USING MULTIPLE CONCEPTUAL MODELS TO UNDERSTAND TRANSBOUNDARY GROUNDWATER FLOWS IN RED CLIFF RESERVATION, WI

Interactions between surface water and groundwater play a crucial role in water resources management. Understanding recharge dynamics in the vicinity of surface water bodies has important implications for stream ecology. A comprehensive approach is required to quantify recharge, defined as the entry of water into the saturated zone. The objective of this study is to investigate the transboundbary water impacts on groundwater-fed streams in Red Cliff reservation in northern Wisconsin under different recharge scenarios.

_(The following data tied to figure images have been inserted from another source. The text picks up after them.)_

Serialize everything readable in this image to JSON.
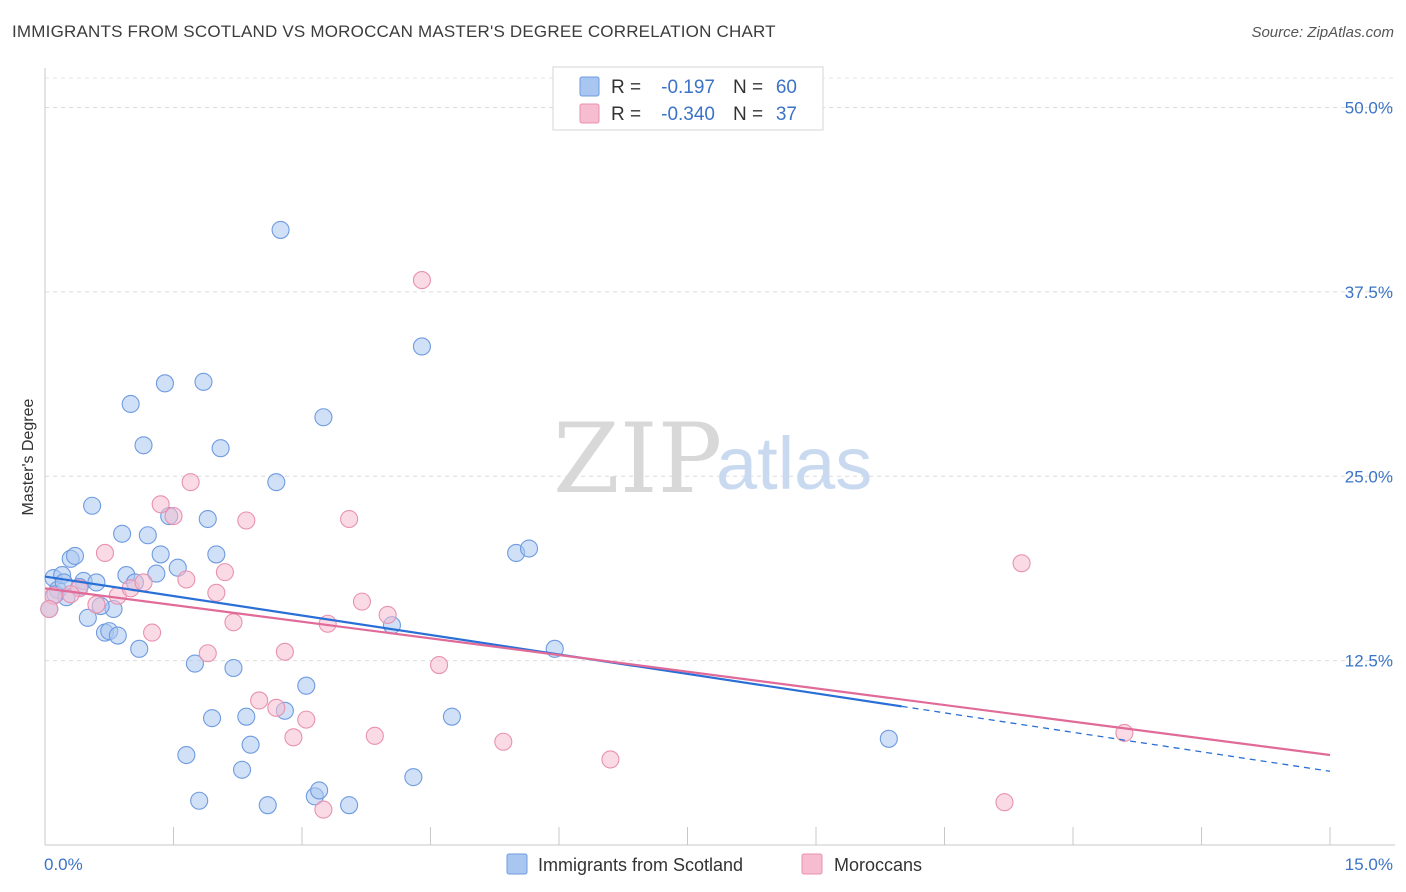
{
  "header": {
    "title": "IMMIGRANTS FROM SCOTLAND VS MOROCCAN MASTER'S DEGREE CORRELATION CHART",
    "source": "Source: ZipAtlas.com"
  },
  "watermark": {
    "zip": "ZIP",
    "atlas": "atlas"
  },
  "legend": {
    "rows": [
      {
        "r_label": "R =",
        "r_value": "-0.197",
        "n_label": "N =",
        "n_value": "60",
        "color": "#a9c6f0",
        "stroke": "#6f9be0"
      },
      {
        "r_label": "R =",
        "r_value": "-0.340",
        "n_label": "N =",
        "n_value": "37",
        "color": "#f6bdd0",
        "stroke": "#e891b0"
      }
    ]
  },
  "bottom_legend": {
    "items": [
      {
        "label": "Immigrants from Scotland",
        "color": "#a9c6f0",
        "stroke": "#6f9be0"
      },
      {
        "label": "Moroccans",
        "color": "#f6bdd0",
        "stroke": "#e891b0"
      }
    ]
  },
  "chart_data": {
    "type": "scatter",
    "title": "IMMIGRANTS FROM SCOTLAND VS MOROCCAN MASTER'S DEGREE CORRELATION CHART",
    "xlabel": "",
    "ylabel": "Master's Degree",
    "xlim": [
      0,
      15
    ],
    "ylim": [
      0,
      52
    ],
    "x_tick_labels": [
      "0.0%",
      "15.0%"
    ],
    "y_ticks": [
      12.5,
      25.0,
      37.5,
      50.0
    ],
    "y_tick_labels": [
      "12.5%",
      "25.0%",
      "37.5%",
      "50.0%"
    ],
    "grid": true,
    "series": [
      {
        "name": "Immigrants from Scotland",
        "color": "#6f9be0",
        "fill": "#a9c6f0",
        "line_color": "#2a6fd6",
        "trend": {
          "x0": 0.0,
          "y0": 18.2,
          "x1": 10.0,
          "y1": 9.4,
          "dash_to_x": 15.0,
          "dash_to_y": 5.0
        },
        "points": [
          [
            0.1,
            18.1
          ],
          [
            0.15,
            17.3
          ],
          [
            0.2,
            18.3
          ],
          [
            0.25,
            16.8
          ],
          [
            0.3,
            19.4
          ],
          [
            0.35,
            19.6
          ],
          [
            0.45,
            17.9
          ],
          [
            0.5,
            15.4
          ],
          [
            0.55,
            23.0
          ],
          [
            0.6,
            17.8
          ],
          [
            0.7,
            14.4
          ],
          [
            0.75,
            14.5
          ],
          [
            0.8,
            16.0
          ],
          [
            0.85,
            14.2
          ],
          [
            0.9,
            21.1
          ],
          [
            0.95,
            18.3
          ],
          [
            1.0,
            29.9
          ],
          [
            1.1,
            13.3
          ],
          [
            1.15,
            27.1
          ],
          [
            1.2,
            21.0
          ],
          [
            1.3,
            18.4
          ],
          [
            1.35,
            19.7
          ],
          [
            1.4,
            31.3
          ],
          [
            1.45,
            22.3
          ],
          [
            1.55,
            18.8
          ],
          [
            1.65,
            6.1
          ],
          [
            1.75,
            12.3
          ],
          [
            1.8,
            3.0
          ],
          [
            1.85,
            31.4
          ],
          [
            1.9,
            22.1
          ],
          [
            1.95,
            8.6
          ],
          [
            2.0,
            19.7
          ],
          [
            2.05,
            26.9
          ],
          [
            2.2,
            12.0
          ],
          [
            2.3,
            5.1
          ],
          [
            2.35,
            8.7
          ],
          [
            2.4,
            6.8
          ],
          [
            2.6,
            2.7
          ],
          [
            2.7,
            24.6
          ],
          [
            2.75,
            41.7
          ],
          [
            2.8,
            9.1
          ],
          [
            3.05,
            10.8
          ],
          [
            3.15,
            3.3
          ],
          [
            3.2,
            3.7
          ],
          [
            3.25,
            29.0
          ],
          [
            3.55,
            2.7
          ],
          [
            4.05,
            14.9
          ],
          [
            4.3,
            4.6
          ],
          [
            4.4,
            33.8
          ],
          [
            4.75,
            8.7
          ],
          [
            5.5,
            19.8
          ],
          [
            5.65,
            20.1
          ],
          [
            5.95,
            13.3
          ],
          [
            9.85,
            7.2
          ],
          [
            0.05,
            16.0
          ],
          [
            0.12,
            17.0
          ],
          [
            0.4,
            17.5
          ],
          [
            0.65,
            16.2
          ],
          [
            0.22,
            17.8
          ],
          [
            1.05,
            17.8
          ]
        ]
      },
      {
        "name": "Moroccans",
        "color": "#e891b0",
        "fill": "#f6bdd0",
        "line_color": "#e06a98",
        "trend": {
          "x0": 0.0,
          "y0": 17.4,
          "x1": 15.0,
          "y1": 6.1
        },
        "points": [
          [
            0.1,
            16.9
          ],
          [
            0.4,
            17.4
          ],
          [
            0.6,
            16.3
          ],
          [
            0.7,
            19.8
          ],
          [
            0.85,
            16.9
          ],
          [
            1.0,
            17.4
          ],
          [
            1.15,
            17.8
          ],
          [
            1.25,
            14.4
          ],
          [
            1.35,
            23.1
          ],
          [
            1.5,
            22.3
          ],
          [
            1.65,
            18.0
          ],
          [
            1.7,
            24.6
          ],
          [
            1.9,
            13.0
          ],
          [
            2.0,
            17.1
          ],
          [
            2.1,
            18.5
          ],
          [
            2.2,
            15.1
          ],
          [
            2.35,
            22.0
          ],
          [
            2.5,
            9.8
          ],
          [
            2.7,
            9.3
          ],
          [
            2.8,
            13.1
          ],
          [
            2.9,
            7.3
          ],
          [
            3.05,
            8.5
          ],
          [
            3.25,
            2.4
          ],
          [
            3.3,
            15.0
          ],
          [
            3.55,
            22.1
          ],
          [
            3.7,
            16.5
          ],
          [
            3.85,
            7.4
          ],
          [
            4.0,
            15.6
          ],
          [
            4.4,
            38.3
          ],
          [
            4.6,
            12.2
          ],
          [
            5.35,
            7.0
          ],
          [
            6.6,
            5.8
          ],
          [
            11.2,
            2.9
          ],
          [
            11.4,
            19.1
          ],
          [
            12.6,
            7.6
          ],
          [
            0.05,
            16.0
          ],
          [
            0.3,
            17.0
          ]
        ]
      }
    ]
  }
}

A modified Thornthwaite-Mather Soil-Water-Balance code (USGS, 2010) which takes spatially variable factors including climate, land cover and topography into consideration to estimate the spatially- variable recharge rate, is used in this study. The main objective of this study is to understand the probable extent of groundwater recharge areas that contribute to the streams of the Red Cliff Reservation. Stream baseflows and the water configuration can be estimated using the groundwater flow model developed using MODFLOW (Harbaugh, 2005; Harbaugh et al., 2000). Three groundwater models, forced by three conceptual models representing different assumptions about estimated recharge and aquifer hydrological properties, are calibrated through PEST (Doherty, 2010a, b) to obtain a plausible model with the best match between simulated observations (heads and stream flows) and corresponding field observations. Capture zones are then delineated by using backward transport of particles through numerical flow modeling with MODPATH (Pollock, 1994). Different conceptual models give similar range of recharge rate throughout the peninsula, while SWB-based recharge show a better estimation. The recharge at this site appears to be predominantly controlled by soil types and land cover. Existing high- capacity wells don’t impact streamflows or recharge to the Red Cliff reservation.